Abstract

If an asteroid is located in a mean motion resonance with Jupiter, its orbital elements, especially the eccentricity, e, can be transported to Jupiter-crossing values due to chaotic motion. For resonances closer to Jupiter, such as those placed in the outer asteroid belt (defined here by 3.45AU ≤ a ≤ 3.90AU), a large fraction of orbits is expected to be chaotic while, at the same time, the eccentricity value needed to cross the orbit of Jupiter is small (e ∼ 0.3). In the absence of mechanisms which can provide ‘shortcuts’ to high values of e (such as resonant periodic orbits; see Tsiganis et al., 2001), the ‘random walk’-like manner by which the eccentricity grows resembles a diffusion process. Murray & Holman (1997; hereafter MH97) constructed an analytical theory for this ‘slow chaos’ in outer-belt mean motion resonances, in the framework of the planar elliptic restricted three-body problem (hereafter ERTBP).
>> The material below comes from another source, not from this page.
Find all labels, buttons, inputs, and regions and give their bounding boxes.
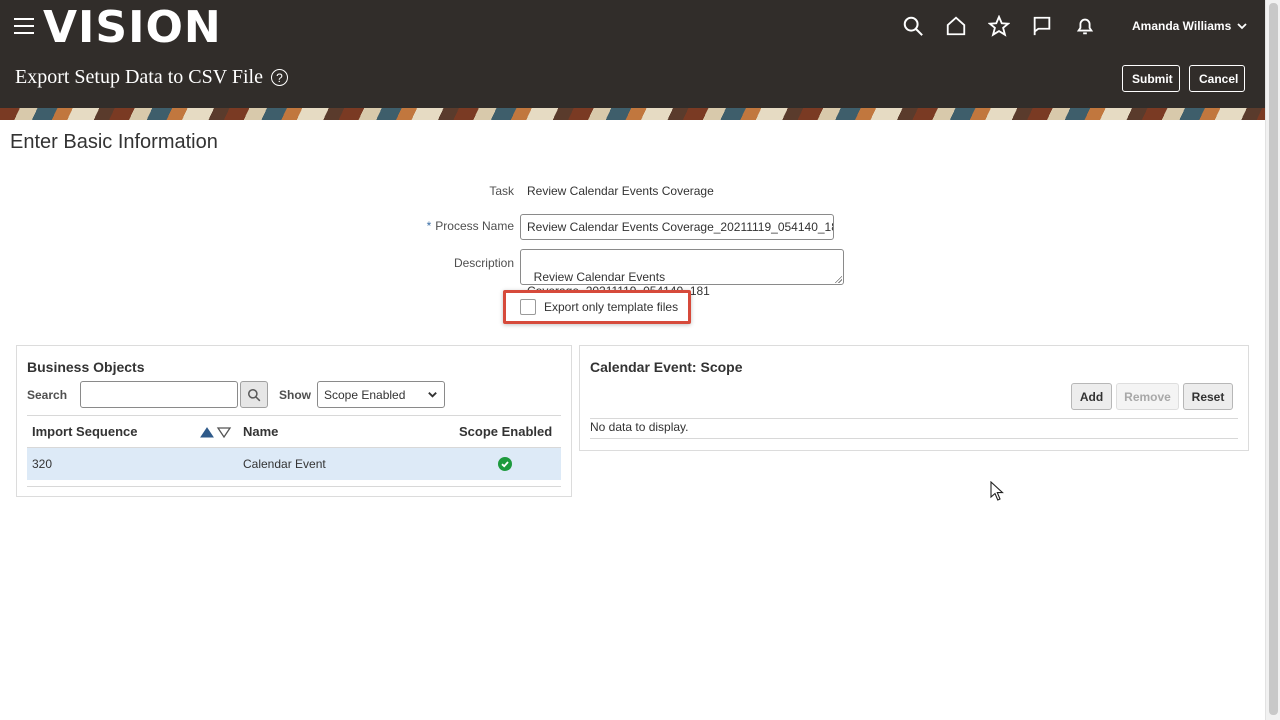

Their calculations were based on an averaged Hamiltonian with 2 degrees of freedom. In this model, chaos is the result of the overlap among the terms of the resonance multiplet, which appear explicitly in the expansion of the disturbing function of the ERTBP. Their results indicate extended chaos in resonances of order q ≤ 5. Their estimate for the coefficient of diffusion inside a given resonance, D(I), in the action (e f =free eccentricity), reads D(I) ∼ I p , with p = q for e f ≈ e′ = 0.048 (primed elements refer to Jupiter). D(I) can be used to solve the associated transport equation and derive realistic estimates for the mean time that an asteroid takes to escape from the belt.